Reading phonetically slows a person’s reading ability down to their speech rate - about 100 to 150 words per min. Speed readers routinely process text at 600 words per min.
BTW, I took a speed reading course in College as a “gimmie” 3 English credits. one of the most practical courses I ever took. Cut my reading load in half.
I learned to read by phonics when JFK was in the White House. The name of our phonics book was “Breaking the Sound Barrier”, written by a nun.
I read Dr Seuss to my son when he was a toddler. Now he's 20 and kicking butt in college.
I was taught phonics early. I was two to three reading levels above my class throughout school. In junior high I took a speed reading course and hit 720 wpm. For many years I read at least a book a day.

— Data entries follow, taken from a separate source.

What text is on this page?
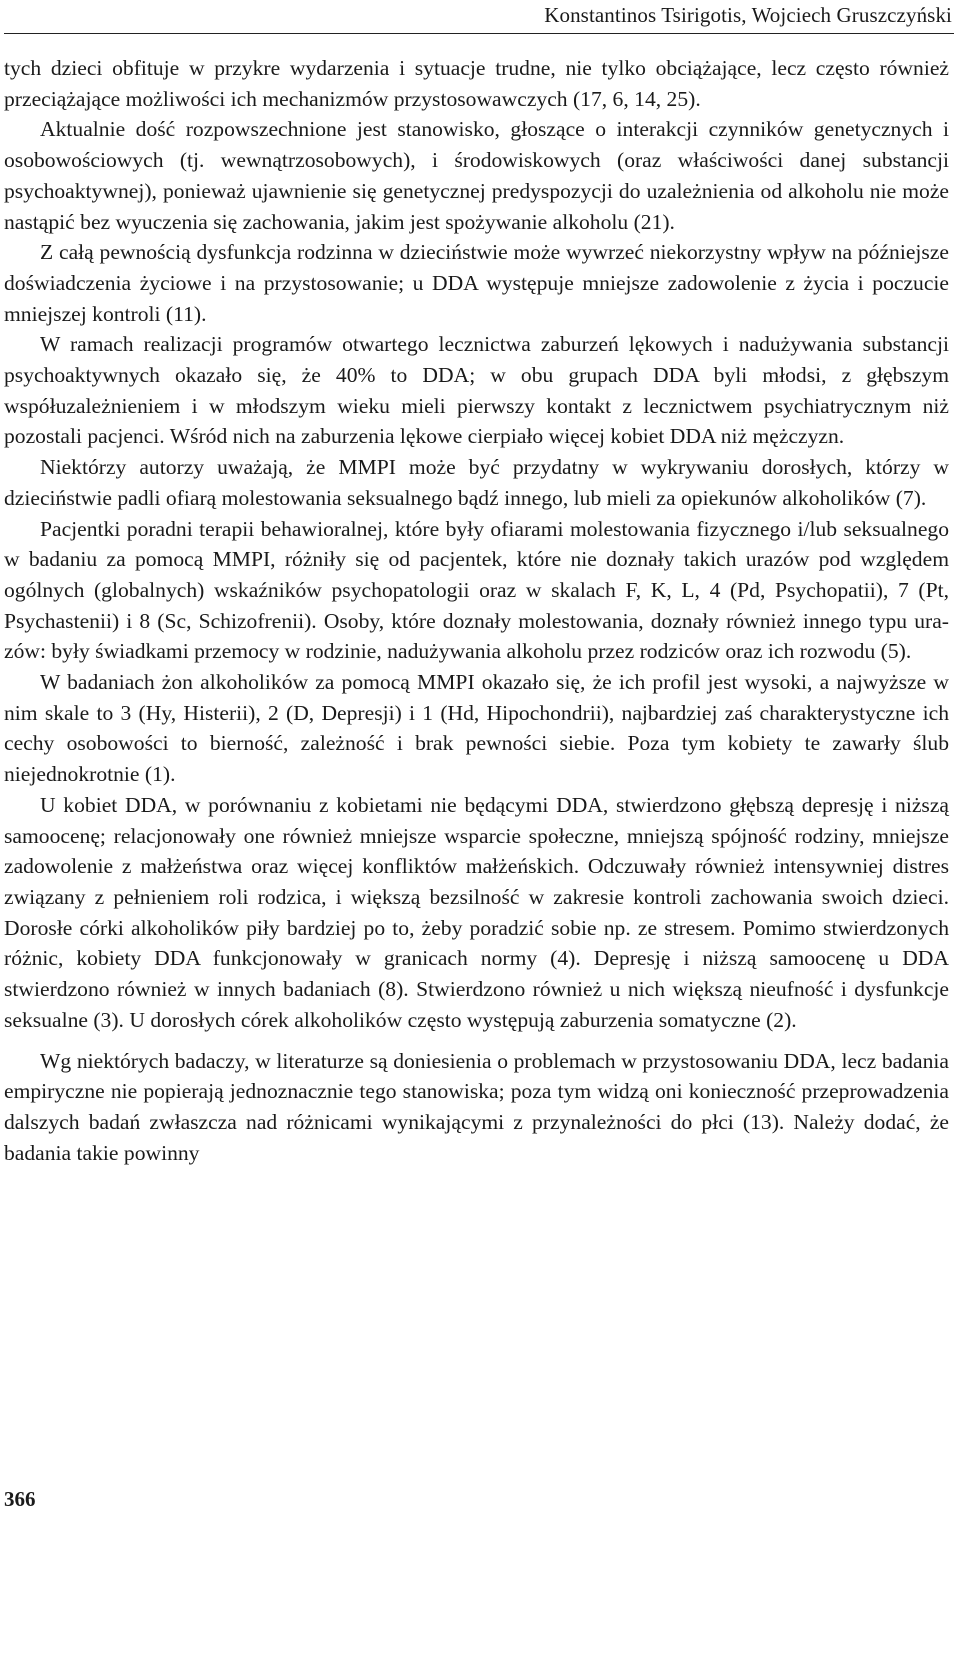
Konstantinos Tsirigotis, Wojciech Gruszczyński

tych dzieci obfituje w przykre wydarzenia i sytuacje trudne, nie tylko obciążające, lecz często również przeciążające możliwości ich mechanizmów przystosowawczych (17, 6, 14, 25).

Aktualnie dość rozpowszechnione jest stanowisko, głoszące o interakcji czynników genetycznych i osobowościowych (tj. wewnątrzosobowych), i środowiskowych (oraz właściwości danej substancji psychoaktywnej), ponieważ ujawnienie się genetycznej predyspozycji do uzależnienia od alkoholu nie może nastąpić bez wyuczenia się zachowania, jakim jest spożywanie alkoholu (21).

Z całą pewnością dysfunkcja rodzinna w dzieciństwie może wywrzeć niekorzystny wpływ na późniejsze doświadczenia życiowe i na przystosowanie; u DDA występuje mniejsze zadowolenie z życia i poczucie mniejszej kontroli (11).

W ramach realizacji programów otwartego lecznictwa zaburzeń lękowych i nadużywania substancji psychoaktywnych okazało się, że 40% to DDA; w obu grupach DDA byli młodsi, z głębszym współuzależnieniem i w młodszym wieku mieli pierwszy kontakt z lecznictwem psychiatrycznym niż pozostali pacjenci. Wśród nich na zaburzenia lękowe cierpiało więcej kobiet DDA niż mężczyzn.

Niektórzy autorzy uważają, że MMPI może być przydatny w wykrywaniu dorosłych, którzy w dzieciństwie padli ofiarą molestowania seksualnego bądź innego, lub mieli za opiekunów alkoholików (7).

Pacjentki poradni terapii behawioralnej, które były ofiarami molestowania fizycznego i/lub seksualnego w badaniu za pomocą MMPI, różniły się od pacjentek, które nie doznały takich urazów pod względem ogólnych (globalnych) wskaźników psychopatologii oraz w skalach F, K, L, 4 (Pd, Psychopatii), 7 (Pt, Psychastenii) i 8 (Sc, Schizofrenii). Osoby, które doznały molestowania, doznały również innego typu urazów: były świadkami przemocy w rodzinie, nadużywania alkoholu przez rodziców oraz ich rozwodu (5).

W badaniach żon alkoholików za pomocą MMPI okazało się, że ich profil jest wysoki, a najwyższe w nim skale to 3 (Hy, Histerii), 2 (D, Depresji) i 1 (Hd, Hipochondrii), najbardziej zaś charakterystyczne ich cechy osobowości to bierność, zależność i brak pewności siebie. Poza tym kobiety te zawarły ślub niejednokrotnie (1).

U kobiet DDA, w porównaniu z kobietami nie będącymi DDA, stwierdzono głębszą depresję i niższą samoocenę; relacjonowały one również mniejsze wsparcie społeczne, mniejszą spójność rodziny, mniejsze zadowolenie z małżeństwa oraz więcej konfliktów małżeńskich. Odczuwały również intensywniej distres związany z pełnieniem roli rodzica, i większą bezsilność w zakresie kontroli zachowania swoich dzieci. Dorosłe córki alkoholików piły bardziej po to, żeby poradzić sobie np. ze stresem. Pomimo stwierdzonych różnic, kobiety DDA funkcjonowały w granicach normy (4). Depresję i niższą samoocenę u DDA stwierdzono również w innych badaniach (8). Stwierdzono również u nich większą nieufność i dysfunkcje seksualne (3). U dorosłych córek alkoholików często występują zaburzenia somatyczne (2).

Wg niektórych badaczy, w literaturze są doniesienia o problemach w przystosowaniu DDA, lecz badania empiryczne nie popierają jednoznacznie tego stanowiska; poza tym widzą oni konieczność przeprowadzenia dalszych badań zwłaszcza nad różnicami wynikającymi z przynależności do płci (13). Należy dodać, że badania takie powinny

366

I usually had a stack of books so if I grew tired of one, I could switch to another.
I don’t understand the phenomenon, but no matter the reading speed, my eye always stops dead when I encounter a misspelled word.
The apparent disagreement about how to teach reading is really cover for a disagreement about whether to teach reading.
Yeah they taught my daughter to read using phonics and totally screwed her up on spelling! Funny how we ll had no problem learning to read when we were growing up and teachers believed their job was to educate not indoctrinate!
85 years? I was taught phonics all through grade school in the 50s-early 60s. By the time my kids were in grade school in the 80s phonics had gone.